My point is that these two are inseparable. Once you accept that humans have an innate right to use technological means to make their bodies match their minds, you have entered what Mary Harrington calls the “cyborg” world. You’re no longer arguing about whether there are natural limits to humans redesigning themselves, but only about what limits ought to bee imposed externally. That’s why it’s a losing proposition. Once you leave natural law behind, you’ve already joined the Noah Harari / transhumanist kegger even if you don’t realize it.
As appealing as the “adults can do what they want but let’s just not let teenagers slice off their private parts” position is… it’s built on sand.

Talia Perkins
Talia Perkins
10 months ago

Nothing you are framing as a “natural law” is.
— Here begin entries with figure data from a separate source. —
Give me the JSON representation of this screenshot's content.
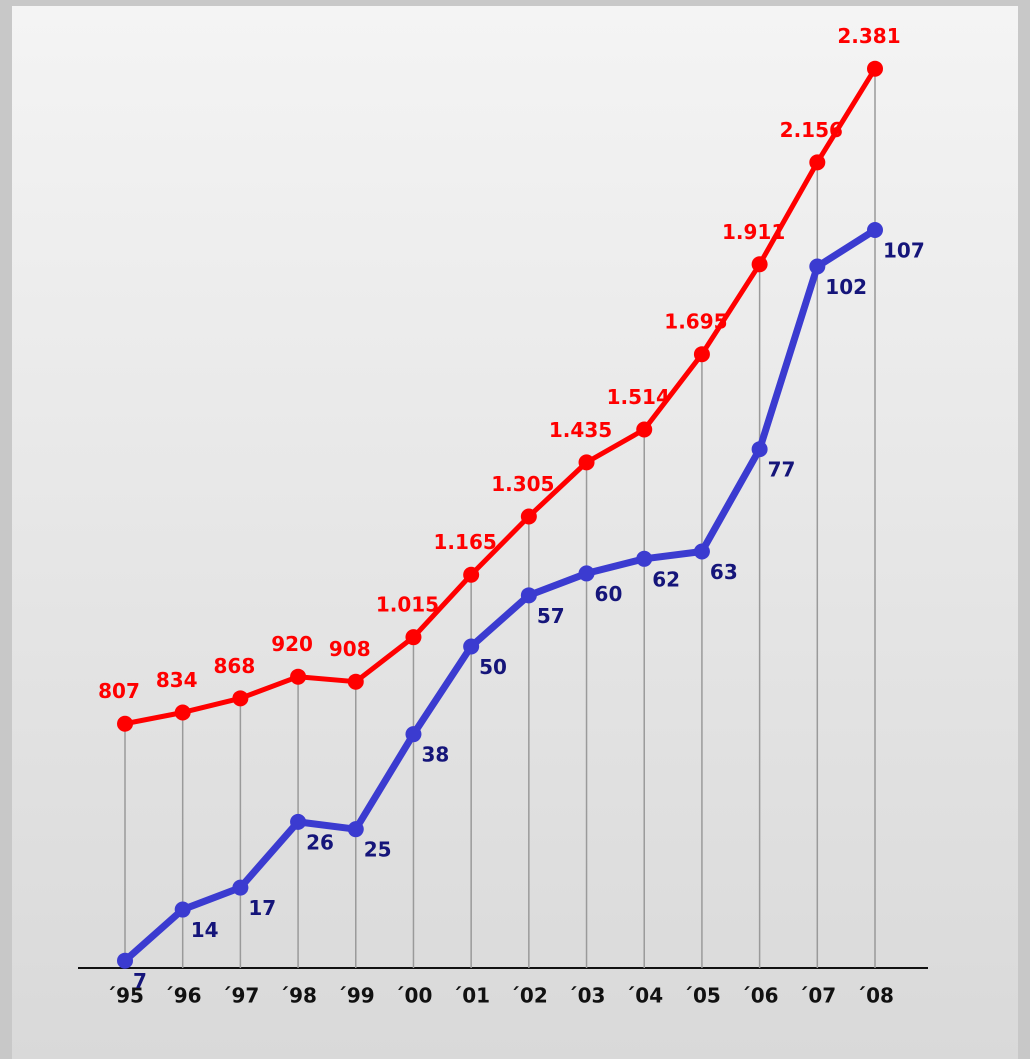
{
  "chart_data": {
    "type": "line",
    "categories": [
      "´95",
      "´96",
      "´97",
      "´98",
      "´99",
      "´00",
      "´01",
      "´02",
      "´03",
      "´04",
      "´05",
      "´06",
      "´07",
      "´08"
    ],
    "series": [
      {
        "color": "#ff0000",
        "label_color": "#ff0000",
        "values": [
          807,
          834,
          868,
          920,
          908,
          1015,
          1165,
          1305,
          1435,
          1514,
          1695,
          1911,
          2156,
          2381
        ],
        "value_labels": [
          "807",
          "834",
          "868",
          "920",
          "908",
          "1.015",
          "1.165",
          "1.305",
          "1.435",
          "1.514",
          "1.695",
          "1.911",
          "2.156",
          "2.381"
        ]
      },
      {
        "color": "#3b3bd0",
        "label_color": "#15157a",
        "axis": "y2",
        "values": [
          7,
          14,
          17,
          26,
          25,
          38,
          50,
          57,
          60,
          62,
          63,
          77,
          102,
          107
        ]
      }
    ],
    "ylim": [
      220,
      2450
    ],
    "y2lim": [
      6,
      133
    ]
  }
}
E-mc^2 is a natural law. Being forced by you to be blind or crippled, or a man or a woman for the sake of some one else’s moral vanity or delusions (yours) is only you taking license with other people.

Mark Cornish
Mark Cornish
11 months ago

I’ve got no idea what this comment is trying to say.

Bruce V
Bruce V
11 months ago

Very good point. It’s always good to go up a level of abstraction when stuck inside a large collection of trees. 
In my limited understanding of things, would it make sense to possibly add a third prong of “socially functional” to “theological vs political” ?  

Mark Cornish
Mark Cornish
11 months ago

Could you please say what ‘you’ think, rather than quoting people who I have never heard of.

Brian Villanueva
Brian Villanueva
10 months ago
Reply to  Mark Cornish

To put it more clearly, Mark, I think there’s no separating the teen-trans issue from the adult-trans issue. If adults have a right to use medical and pharmaceutical means to modify themselves, there is no stopping teenagers (or parents of teenagers) from doing the same. If redesigning your body and mind to your own specifications is an innate human right, denying that right to 17 or 14 or 10 year olds is child abuse.
I’m a philosophy teacher, so I sometimes forget that not everyone has actually read people like Locke and Mill and Burke. However, they’re not hard to get to know, and are very useful.
Your modern world is derived mostly from John Stuart Mill, so you could probably skip him. I would start with Edmund Burke, who was arguing against John Locke’s new Enlightenment-era idea of a value-neutral state. Hillsdale College has a lot of free online classes, and I’m sure you could find a few lectures and readings on all 3 of those figures that would get you started.

Talia Perkins
Talia Perkins
10 months ago

“I’m a philosophy teacher” <– Apparently not a very good one.
Burke railed against the Endarkenment begun by Rousseau and the Montagnards, not Locke.
Liberty is a value, in fact it is the greatest public good.

Mark Cornish
Mark Cornish
10 months ago

Child abuse is the manipulation of a child for the purpose of sexual, emotional or physical abuse, usually by an adult. I think the ‘trans activists’ fit the bill beautifully.